Consistent unknown error with GPU

Jim Remington
Jim Remington
Joined: 14 Sep 21
Posts: 5
Credit: 526185101
RAC: 471478
Topic 226414

Hi, All:

All jobs that attempt to use the GTX-650 GPU on my eight-core Win10 machine fail immediately with "unknown error". CPU-only tasks work fine.

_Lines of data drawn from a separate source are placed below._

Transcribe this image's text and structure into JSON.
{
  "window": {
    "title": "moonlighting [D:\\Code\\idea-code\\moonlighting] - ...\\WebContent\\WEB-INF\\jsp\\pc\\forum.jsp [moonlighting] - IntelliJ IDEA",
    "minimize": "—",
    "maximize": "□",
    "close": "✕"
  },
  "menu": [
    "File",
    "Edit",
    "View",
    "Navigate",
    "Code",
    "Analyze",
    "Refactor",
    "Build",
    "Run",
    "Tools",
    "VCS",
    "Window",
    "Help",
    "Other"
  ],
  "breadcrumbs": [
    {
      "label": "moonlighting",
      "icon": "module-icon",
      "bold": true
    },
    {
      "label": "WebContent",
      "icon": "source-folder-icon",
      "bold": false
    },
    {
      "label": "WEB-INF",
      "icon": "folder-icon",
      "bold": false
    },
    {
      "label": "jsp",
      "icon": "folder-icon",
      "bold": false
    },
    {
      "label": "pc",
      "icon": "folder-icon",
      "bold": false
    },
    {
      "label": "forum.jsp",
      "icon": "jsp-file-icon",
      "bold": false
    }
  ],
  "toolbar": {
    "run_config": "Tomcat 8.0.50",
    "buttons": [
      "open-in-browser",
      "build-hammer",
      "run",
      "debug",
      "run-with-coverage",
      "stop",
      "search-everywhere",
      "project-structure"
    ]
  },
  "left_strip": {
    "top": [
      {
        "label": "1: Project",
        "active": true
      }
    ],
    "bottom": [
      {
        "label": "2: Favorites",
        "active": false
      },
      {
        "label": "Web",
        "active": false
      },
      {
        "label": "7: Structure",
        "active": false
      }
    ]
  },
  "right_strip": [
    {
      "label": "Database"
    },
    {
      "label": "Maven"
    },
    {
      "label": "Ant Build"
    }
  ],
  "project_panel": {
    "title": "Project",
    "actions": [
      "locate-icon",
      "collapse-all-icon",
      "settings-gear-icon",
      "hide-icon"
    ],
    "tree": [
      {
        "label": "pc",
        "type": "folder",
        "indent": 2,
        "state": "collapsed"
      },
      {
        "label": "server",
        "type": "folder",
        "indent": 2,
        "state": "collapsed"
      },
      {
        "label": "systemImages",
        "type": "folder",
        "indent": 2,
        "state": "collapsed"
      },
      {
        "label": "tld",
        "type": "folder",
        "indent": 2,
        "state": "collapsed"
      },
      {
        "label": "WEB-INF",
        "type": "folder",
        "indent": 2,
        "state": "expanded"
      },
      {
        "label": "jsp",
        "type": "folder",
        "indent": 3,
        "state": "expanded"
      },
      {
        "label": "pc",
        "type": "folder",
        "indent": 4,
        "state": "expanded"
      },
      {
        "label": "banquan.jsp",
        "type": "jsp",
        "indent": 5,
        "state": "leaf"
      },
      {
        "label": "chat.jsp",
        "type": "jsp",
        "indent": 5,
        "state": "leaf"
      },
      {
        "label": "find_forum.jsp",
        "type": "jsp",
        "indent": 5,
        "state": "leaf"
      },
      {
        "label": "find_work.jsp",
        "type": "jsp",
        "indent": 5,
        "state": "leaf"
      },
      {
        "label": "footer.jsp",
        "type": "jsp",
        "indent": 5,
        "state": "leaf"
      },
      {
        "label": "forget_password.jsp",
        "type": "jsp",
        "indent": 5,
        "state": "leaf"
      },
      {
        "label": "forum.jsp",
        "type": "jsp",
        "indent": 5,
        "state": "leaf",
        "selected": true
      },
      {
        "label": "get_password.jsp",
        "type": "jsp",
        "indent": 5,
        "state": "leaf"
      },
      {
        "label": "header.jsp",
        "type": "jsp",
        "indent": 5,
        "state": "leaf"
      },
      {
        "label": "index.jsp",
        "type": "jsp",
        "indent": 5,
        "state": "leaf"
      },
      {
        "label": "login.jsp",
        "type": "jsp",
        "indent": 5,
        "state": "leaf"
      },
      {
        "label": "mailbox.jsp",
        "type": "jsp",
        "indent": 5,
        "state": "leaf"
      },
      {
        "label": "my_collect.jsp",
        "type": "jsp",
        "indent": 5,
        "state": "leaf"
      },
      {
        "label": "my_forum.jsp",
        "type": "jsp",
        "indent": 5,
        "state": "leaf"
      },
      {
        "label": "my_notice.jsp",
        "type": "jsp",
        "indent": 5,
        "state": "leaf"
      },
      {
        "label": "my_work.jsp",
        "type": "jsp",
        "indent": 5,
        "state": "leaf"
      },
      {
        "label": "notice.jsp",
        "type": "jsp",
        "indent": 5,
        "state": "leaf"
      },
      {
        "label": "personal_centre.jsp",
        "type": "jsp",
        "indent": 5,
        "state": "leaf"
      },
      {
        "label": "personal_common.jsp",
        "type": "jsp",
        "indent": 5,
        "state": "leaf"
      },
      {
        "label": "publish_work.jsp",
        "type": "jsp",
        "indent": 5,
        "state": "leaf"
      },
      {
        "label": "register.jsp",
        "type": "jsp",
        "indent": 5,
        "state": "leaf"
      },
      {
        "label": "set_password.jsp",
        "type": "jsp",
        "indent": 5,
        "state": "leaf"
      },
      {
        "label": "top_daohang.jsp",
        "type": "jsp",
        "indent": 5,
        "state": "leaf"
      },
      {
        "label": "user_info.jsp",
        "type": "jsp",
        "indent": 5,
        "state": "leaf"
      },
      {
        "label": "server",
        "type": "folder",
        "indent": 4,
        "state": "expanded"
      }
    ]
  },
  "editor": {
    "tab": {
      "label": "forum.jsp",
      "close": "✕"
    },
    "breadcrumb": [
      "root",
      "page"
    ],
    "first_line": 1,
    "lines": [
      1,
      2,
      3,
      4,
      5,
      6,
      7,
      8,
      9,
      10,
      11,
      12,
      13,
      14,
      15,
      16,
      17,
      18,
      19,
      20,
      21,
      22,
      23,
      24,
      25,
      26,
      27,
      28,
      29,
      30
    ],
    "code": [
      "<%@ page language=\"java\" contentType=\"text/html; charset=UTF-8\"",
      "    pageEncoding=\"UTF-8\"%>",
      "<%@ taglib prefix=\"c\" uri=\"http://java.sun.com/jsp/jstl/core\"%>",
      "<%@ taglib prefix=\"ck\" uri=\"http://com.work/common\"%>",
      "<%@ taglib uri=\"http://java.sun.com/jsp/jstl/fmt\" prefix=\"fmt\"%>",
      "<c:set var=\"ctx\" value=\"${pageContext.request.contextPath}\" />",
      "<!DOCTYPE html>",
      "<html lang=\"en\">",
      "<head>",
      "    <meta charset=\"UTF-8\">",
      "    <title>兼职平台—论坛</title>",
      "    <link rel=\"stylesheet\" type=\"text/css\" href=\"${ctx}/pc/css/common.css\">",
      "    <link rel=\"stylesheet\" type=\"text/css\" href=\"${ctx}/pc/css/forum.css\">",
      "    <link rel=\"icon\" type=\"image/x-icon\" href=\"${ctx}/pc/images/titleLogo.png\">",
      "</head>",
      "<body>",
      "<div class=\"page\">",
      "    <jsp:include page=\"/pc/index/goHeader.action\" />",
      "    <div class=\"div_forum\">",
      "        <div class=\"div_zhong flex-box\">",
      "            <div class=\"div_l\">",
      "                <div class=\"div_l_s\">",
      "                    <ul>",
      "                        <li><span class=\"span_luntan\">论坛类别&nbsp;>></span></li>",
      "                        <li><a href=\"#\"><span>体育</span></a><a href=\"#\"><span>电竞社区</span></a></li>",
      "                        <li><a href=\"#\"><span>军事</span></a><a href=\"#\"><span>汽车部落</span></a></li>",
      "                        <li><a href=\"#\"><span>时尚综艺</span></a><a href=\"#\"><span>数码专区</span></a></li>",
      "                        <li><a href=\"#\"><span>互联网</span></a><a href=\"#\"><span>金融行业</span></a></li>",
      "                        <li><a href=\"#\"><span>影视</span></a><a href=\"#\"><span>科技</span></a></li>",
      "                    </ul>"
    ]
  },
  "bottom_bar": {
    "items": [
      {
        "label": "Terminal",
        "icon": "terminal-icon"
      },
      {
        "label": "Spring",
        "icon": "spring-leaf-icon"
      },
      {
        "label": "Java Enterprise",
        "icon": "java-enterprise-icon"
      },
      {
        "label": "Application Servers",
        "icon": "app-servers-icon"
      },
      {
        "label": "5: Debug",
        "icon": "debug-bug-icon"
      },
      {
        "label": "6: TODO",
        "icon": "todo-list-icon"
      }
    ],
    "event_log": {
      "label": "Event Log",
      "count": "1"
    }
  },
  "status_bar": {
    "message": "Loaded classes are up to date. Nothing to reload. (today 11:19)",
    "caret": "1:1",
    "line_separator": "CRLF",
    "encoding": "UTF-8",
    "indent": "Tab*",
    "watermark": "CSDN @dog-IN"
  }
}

I'm not able to interpret the log file, but if someone else can see what the problem is, I would love to know!

Recent example:

Task 1191193861

Name: h1_0323.80_O3aC01Cl1In0__O3AS1_324.00Hz_4747_1

Workunit ID: 586973982

Created: 14 Nov 2021 3:01:14 UTC

Sent: 14 Nov 2021 3:18:02 UTC

Report deadline: 21 Nov 2021 3:18:02 UTC

Received: 14 Nov 2021 8:17:38 UTC

Server state: Over

Outcome: Computation error

Client state: Compute error

Exit status: -1 (0xFFFFFFFF) Unknown error code

Computer: 12901980

Run time (sec): 37.07

CPU time (sec): 34.20

Peak working set size (MB): 270.64

Peak swap size (MB): 1047.95

Peak disk usage (MB): 0.01

Validation state: Invalid

Granted credit: 0

Application: Gravitational Wave search O3 All-Sky #1 v1.01 (GW-opencl-nvidia)
windows_x86_64


Stderr output

<core_client_version>7.16.20</core_client_version>
<![CDATA[
<message>
(unknown error) - exit code 4294967295 (0xffffffff)</message>
<stderr_txt>
putenv 'LAL_DEBUG_LEVEL=3'
2021-11-14 00:07:41.3030 (916) [normal]: This program is published under the GNU General Public License, version 2
2021-11-14 00:07:41.3059 (916) [normal]: For details see http://einstein.phys.uwm.edu/license.php
2021-11-14 00:07:41.3089 (916) [normal]: This Einstein@home App was built at: Aug  5 2021 15:20:43

2021-11-14 00:07:41.3108 (916) [normal]: Start of BOINC application 'projects/einstein.phys.uwm.edu/einstein_O3AS_1.01_windows_x86_64__GW-opencl-nvidia.exe'.
Activated exception handling...
[DEBUG} GPU type: 1
[DEBUG} got GPU info from BOINC
[DEBUG} got VendorID 4318
2021-11-14 00:07:41.3635 (916) [debug]: Flags: LAL_DEBUG, OPTIMIZE, HS_OPTIMIZATION, GC_SSE2_OPT, X64, SSE, SSE2, GNUC X86 GNUX86
2021-11-14 00:07:41.3723 (916) [debug]: Set up communication with graphics process.
2021-11-14 00:07:41.3743 (916) [normal]: Parsed user input successfully

DEPRECATION WARNING: program has invoked obsolete function XLALGetVersionString(). Please see XLALVCSInfoString() for information about a replacement.
Code-version: %% LAL: 6.21.0.1 (CLEAN 8d0838c264f9ff9adc8c3cdbfa17b5154eaa2994)
%% LALPulsar: 1.18.2.1 (CLEAN 8d0838c264f9ff9adc8c3cdbfa17b5154eaa2994)
%% LALApps: 6.25.1.1 (CLEAN 8d0838c264f9ff9adc8c3cdbfa17b5154eaa2994)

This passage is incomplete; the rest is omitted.